Single-Molecule Sequencing (PacBio) of the Staphylococcus capitis NRCS-A Clone Reveals the Basis of Multidrug Resistance and Adaptation to the Neonatal Intensive Care Unit Environment

Patrícia Martins Simões; Hajar Lemriss; Yann Dumont; Sanâa Lemriss; Jean-Philippe Rasigade; Sophie Assant-Trouillet; Azeddine Ibrahimi; Saâd El Kabbaj; Marine Butin; Frédéric Laurent

doi:10.3389/fmicb.2016.01991

Single-Molecule Sequencing (PacBio) of the Staphylococcus capitis NRCS-A Clone Reveals the Basis of Multidrug Resistance and Adaptation to the Neonatal Intensive Care Unit Environment

Front Microbiol. 2016 Dec 15:7:1991. doi: 10.3389/fmicb.2016.01991. eCollection 2016.

Affiliations

¹ Department of Clinical Microbiology, Northern Hospital Group, Hospices Civils de LyonLyon, France; International Centre for Research in Infectious Diseases, Institut National de la Santé et de la Recherche Médicale U1111, University of LyonLyon, France; National Reference Center for Staphylococci, Hospices Civils de LyonLyon, France.
² Biotechnology Laboratory (Medbiotech), Medical and Pharmacy School, University Mohammed V de Rabat Rabat, Morocco.
³ Department of Clinical Microbiology, Eastern Hospital Group, Hospices Civils de Lyon Lyon, France.
⁴ Department of Biosecurity PCL3, Laboratory of Research and Medical Analysis of the Fraternal of Gendarmerie Royale Rabat, Morocco.
⁵ International Centre for Research in Infectious Diseases, Institut National de la Santé et de la Recherche Médicale U1111, University of LyonLyon, France; National Reference Center for Staphylococci, Hospices Civils de LyonLyon, France.
⁶ Department of Clinical Microbiology, Northern Hospital Group, Hospices Civils de LyonLyon, France; International Centre for Research in Infectious Diseases, Institut National de la Santé et de la Recherche Médicale U1111, University of LyonLyon, France.
⁷ Department of Clinical Microbiology, Northern Hospital Group, Hospices Civils de LyonLyon, France; Neonatal Intensive Care Unit, Eastern Hospital Group, Hospices Civils de LyonLyon, France.

Abstract

The multi-resistant Staphylococcus capitis clone NRCS-A has recently been described as a major pathogen causing nosocomial, late-onset sepsis (LOS) in preterm neonates worldwide.
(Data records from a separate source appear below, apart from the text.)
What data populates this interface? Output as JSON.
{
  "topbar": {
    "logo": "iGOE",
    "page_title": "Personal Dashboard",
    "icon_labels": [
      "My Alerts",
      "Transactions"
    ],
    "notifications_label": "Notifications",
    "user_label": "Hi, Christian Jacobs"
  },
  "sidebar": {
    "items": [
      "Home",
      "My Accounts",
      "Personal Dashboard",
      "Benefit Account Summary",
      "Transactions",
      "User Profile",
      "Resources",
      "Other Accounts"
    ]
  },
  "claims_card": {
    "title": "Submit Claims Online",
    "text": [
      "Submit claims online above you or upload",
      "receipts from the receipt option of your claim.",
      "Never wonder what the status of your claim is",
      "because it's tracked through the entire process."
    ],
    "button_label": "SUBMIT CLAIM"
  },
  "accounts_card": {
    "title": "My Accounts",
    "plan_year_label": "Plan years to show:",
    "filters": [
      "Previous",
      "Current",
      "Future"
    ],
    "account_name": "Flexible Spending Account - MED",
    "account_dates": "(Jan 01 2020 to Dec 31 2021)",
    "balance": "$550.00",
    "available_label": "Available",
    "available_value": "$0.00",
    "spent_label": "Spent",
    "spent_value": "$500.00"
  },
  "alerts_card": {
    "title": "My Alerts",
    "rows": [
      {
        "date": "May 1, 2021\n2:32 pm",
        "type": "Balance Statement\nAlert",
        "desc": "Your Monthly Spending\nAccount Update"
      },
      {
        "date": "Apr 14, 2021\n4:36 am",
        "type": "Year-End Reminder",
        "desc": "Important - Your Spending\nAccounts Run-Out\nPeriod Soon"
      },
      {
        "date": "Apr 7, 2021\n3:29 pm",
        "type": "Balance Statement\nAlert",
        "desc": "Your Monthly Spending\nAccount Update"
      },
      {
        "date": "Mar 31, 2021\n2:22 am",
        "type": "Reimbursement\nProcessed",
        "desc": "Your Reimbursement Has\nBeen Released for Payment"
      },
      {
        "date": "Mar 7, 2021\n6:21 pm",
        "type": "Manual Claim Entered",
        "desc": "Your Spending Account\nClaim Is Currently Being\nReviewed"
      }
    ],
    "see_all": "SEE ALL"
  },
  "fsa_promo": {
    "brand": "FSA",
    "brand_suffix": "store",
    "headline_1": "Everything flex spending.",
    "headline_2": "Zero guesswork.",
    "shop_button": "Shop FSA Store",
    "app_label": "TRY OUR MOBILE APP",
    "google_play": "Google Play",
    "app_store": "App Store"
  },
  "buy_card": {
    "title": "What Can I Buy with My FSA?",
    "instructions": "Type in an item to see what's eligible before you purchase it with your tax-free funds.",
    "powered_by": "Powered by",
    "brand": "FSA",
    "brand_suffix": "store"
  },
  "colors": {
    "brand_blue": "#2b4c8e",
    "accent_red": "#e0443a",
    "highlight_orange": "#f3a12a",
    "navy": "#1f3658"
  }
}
NRCS-A representatives exhibit an atypical antibiotic resistance profile. Here, the complete closed genome (chromosomal and plasmid sequences) of NRCS-A prototype strain CR01 and the draft genomes of three other clinical NRCS-A strains from Australia, Belgium and the United Kingdom are annotated and compared to available non-NRCS-A S. capitis genomes. Our goal was to delineate the uniqueness of the NRCS-A clone with respect to antibiotic resistance, virulence factors and mobile genetic elements. We identified 6 antimicrobial resistance genes, all carried by mobile genetic elements. Previously described virulence genes present in the NRCS-A genomes are shared with the six non-NRCS-A S. capitis genomes. Overall, 63 genes are specific to the NRCS-A lineage, including 28 genes located in the methicillin-resistance cassette SCCmec. Among the 35 remaining genes, 25 are of unknown function, and 9 correspond to an additional type I restriction modification system (n = 3), a cytosine methylation operon (n = 2), and a cluster of genes related to the biosynthesis of teichoic acids (n = 4). Interestingly, a tenth gene corresponds to a resistance determinant for nisin (nsr gene), a bacteriocin secreted by potential NRCS-A strain niche competitors in the gut microbiota. The genomic characteristics presented here emphasize the contribution of mobile genetic elements to the emergence of multidrug resistance in the S. capitis NRCS-A clone. No NRCS-A-specific known virulence determinant was detected, which does not support a role for virulence as a driving force of NRCS-A emergence in NICUs worldwide. However, the presence of a nisin resistance determinant on the NRCS-A chromosome, but not in other S. capitis strains and most coagulase-negative representatives, might confer a competitive advantage to NRCS-A strains during the early steps of gut colonization in neonates. This suggests that the striking adaptation of NRCS-A to the NICU environment might be related to its specific antimicrobial resistance and also to a possible enhanced ability to challenge competing bacteria in its ecological niche.

Keywords: SMRT; Staphylococcus capitis; bacteremia; comparative genomics; late-onset sepsis; multiple drug resistance; nisin.